Aktive der 8+Kampagne haben sich am 1. Mai in Berlin an der DGB-Demo beteiligt und die Mindestlohn-Zeitung der Fraktion DIE LINKE. verteilt. Die Resonanz war prima. "Jetzt nicht nachlassen! Die Kampagne für einen gesetzlichen Mindestlohn von mindestens acht Euro ist klasse. Wir brauchen einen Mindestlohn gegen Lohn- und Sozialdumping, damit die Bosse nicht länger deutsche und ausländische Arbeitnehmerinnen und Arbeitnehmer gegeneinander ausspielen können", sagt Ruben Lehnert.

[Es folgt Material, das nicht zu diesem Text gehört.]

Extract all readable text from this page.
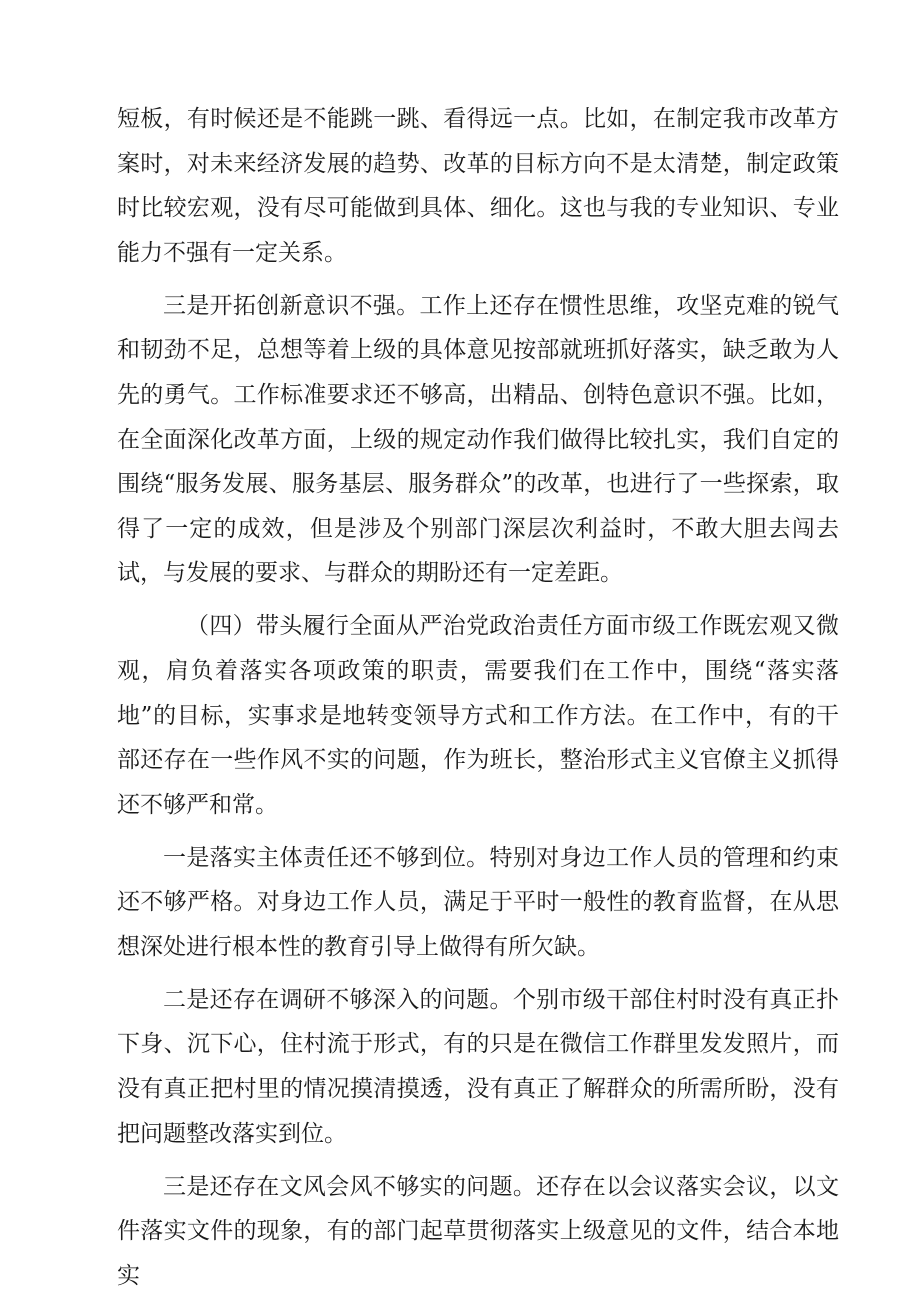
短板，有时候还是不能跳一跳、看得远一点。比如，在制定我市改革方案时，对未来经济发展的趋势、改革的目标方向不是太清楚，制定政策时比较宏观，没有尽可能做到具体、细化。这也与我的专业知识、专业能力不强有一定关系。

三是开拓创新意识不强。工作上还存在惯性思维，攻坚克难的锐气和韧劲不足，总想等着上级的具体意见按部就班抓好落实，缺乏敢为人先的勇气。工作标准要求还不够高，出精品、创特色意识不强。比如，在全面深化改革方面，上级的规定动作我们做得比较扎实，我们自定的围绕“服务发展、服务基层、服务群众”的改革，也进行了一些探索，取得了一定的成效，但是涉及个别部门深层次利益时，不敢大胆去闯去试，与发展的要求、与群众的期盼还有一定差距。

（四）带头履行全面从严治党政治责任方面市级工作既宏观又微观，肩负着落实各项政策的职责，需要我们在工作中，围绕“落实落地”的目标，实事求是地转变领导方式和工作方法。在工作中，有的干部还存在一些作风不实的问题，作为班长，整治形式主义官僚主义抓得还不够严和常。

一是落实主体责任还不够到位。特别对身边工作人员的管理和约束还不够严格。对身边工作人员，满足于平时一般性的教育监督，在从思想深处进行根本性的教育引导上做得有所欠缺。

二是还存在调研不够深入的问题。个别市级干部住村时没有真正扑下身、沉下心，住村流于形式，有的只是在微信工作群里发发照片，而没有真正把村里的情况摸清摸透，没有真正了解群众的所需所盼，没有把问题整改落实到位。

三是还存在文风会风不够实的问题。还存在以会议落实会议，以文件落实文件的现象，有的部门起草贯彻落实上级意见的文件，结合本地实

„Nicht für ’nen Appel und ’n Ei – Mindestlohn jetzt!“
Mit dieser Parole haben Aktive in einer ungewöhnlichen Aktion mit Ostereiern ihrer Forderung nach Einführung des gesetzlichen Mindestlohns Nachdruck verliehen. Vor der Mc Donald’s Filiale in Borken wuren 1500 bunt bemalte Eier auf den Rasen gelegt, die die Forderung nach 1.500 Euro Mindestlohn symbolisierten. Gerade der US-Frikadellen-Brater gilt als eines jener Unternehmen, das seinen bundesweit rund 50.000 Mitarbeitern vielfach Einkommen beschert, die deutlich unter dem von der Fraktion DIE LINKE. geforderten Mindestlohn liegen. Während der dreistündigen Aktion wurden außerdem Plakate mit den Slogans „Wir lieben es... aber nicht die Hungerlöhne bei Mc Donald’s!“, „Für die Kunden einen Hamburger – Für die Beschäftigten einen gesetzlichen Mindestlohn aus Berlin!“ und „Schluss mit Armutslöhnen bei Mc Donald’s!“ entrollt. Von einem Mc Donald's Mitarbeiter gab's zu Beginn der Aktion heißen Kaffee.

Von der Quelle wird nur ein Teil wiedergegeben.